Queste foto riprendono il trentenne Danilo Dolci in alcune fasi del processo per direttissima che subì nel 1956 per aver organizzato il suo primo "sciopero alla rovescia". Accanto a Danilo, Piero Calamandrei e Nino Sorgi, suoi avvocati di difesa nel corso del processo.
Danilo e Carlo Levi
Devo a Danilo Dolci e a Leonardo Sciascia quasi tutto quello che so sulla Sicilia e sulla mafia. Col primo ci ho anche lavorato per due anni, nella metà degli anni settanta, e ho avuto così modo di conoscerlo meglio. Lo scrittore di Racalmuto, invece, l'ho conosciuto solo attraverso i suoi libri che non mi stanco mai di leggere e rileggere.
I due non si sono mai amati, eppure sono stati tra i primi a parlare e a scrivere di mafia. Lo hanno fatto con stile e modi assai diversi, tra loro, eppure hanno finito per sostenere le stesse cose. Peraltro scrivevano nello stesso giornale, L'ORA, diretto da Vittorio Nisticò. E quest'ultimo, al riguardo, qualche anno fa ha detto tutto quello che c'era da dire.
Oggi mi piace ricordarli insieme perchè, durante il corso della loro vita, si sono trovati sempre a scrivere contro il potere.
Danilo Dolci, specialmente nei suoi primi vent'anni d'impegno in Sicilia, ha creduto fermamente a quello che faceva. Danilo era un uomo di fede e credeva nella forza delle idee.
Leonardo Sciascia, da buon siciliano, non è mai stato un uomo di fede. Ed ha sempre avuto un debole per tutte le forme di eresia. Una forma sottile di scetticismo lo ha accompagnato per tutta la vita e la sua opera ne porta più di un segno. Eppure, in fondo, anche lui credeva nelle idee. Si rammaricava, infatti, del fatto che i siciliani ci credessero poco, a tal punto da scrivere:
"Qui non si è mai creduto che le idee muovano il mondo. Ci sono naturalmente delle ragioni, ragioni di storia, di esperienze.
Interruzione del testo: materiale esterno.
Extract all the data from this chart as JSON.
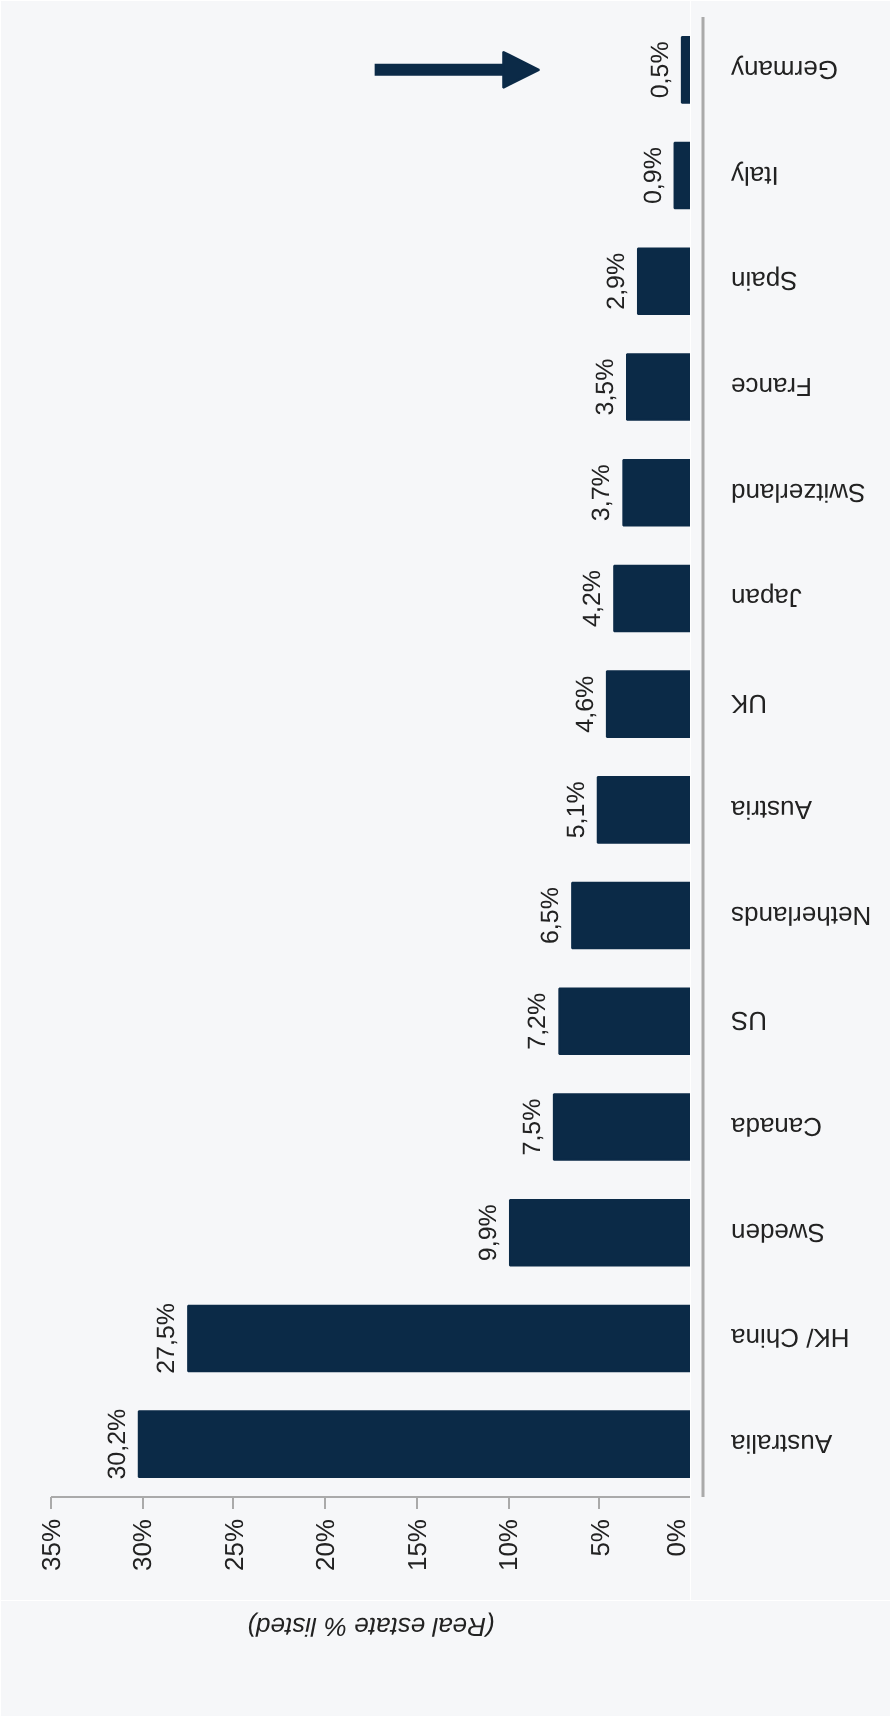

Ma la ragione che ha impedito alla Sicilia di andare avanti è il credere che il mondo non potrà mai essere diverso da come è stato. [...] in noi siciliani, persiste una mancanza di speranza, una diffidenza verso le idee perché le idee, anche quelle che apparivano nuove, subito sono diventate strumento di una certa classe sociale che grosso modo possiamo qualificare come borghese-mafiosa, non borghese. Io mi augurerei che in Sicilia ci fosse una borghesia. E’ una borghesia mafiosa, quella siciliana, anche là dove non sembra. Una borghesia che opera senza una visione del domani, a sfruttare determinate situazioni così come un tempo si diceva delle zolfatare: a rapina. Lo sfruttamento a rapina delle zolfatare era quello degli esercenti che si preoccupavano di cavare quanto più materia era possibile, senza curarsi dell’avvenire della zolfatara stessa, né della sicurezza di chi vi lavorava, Ora questa classe sembra inamovibile. Successa alla aristocrazia, essa si è comportata, anche grossolanamente, come l’aristocrazia. Per questo i siciliani non credono più alle idee. E infatti, quando cominciano a crederci, ecco interviene qualcosa per cui non ci crederanno più. Per esempio l’operazione Milazzo – è un giudizio per cui io mi batto da sempre – è stato un modo per ricacciare i siciliani nella sfiducia verso le idee."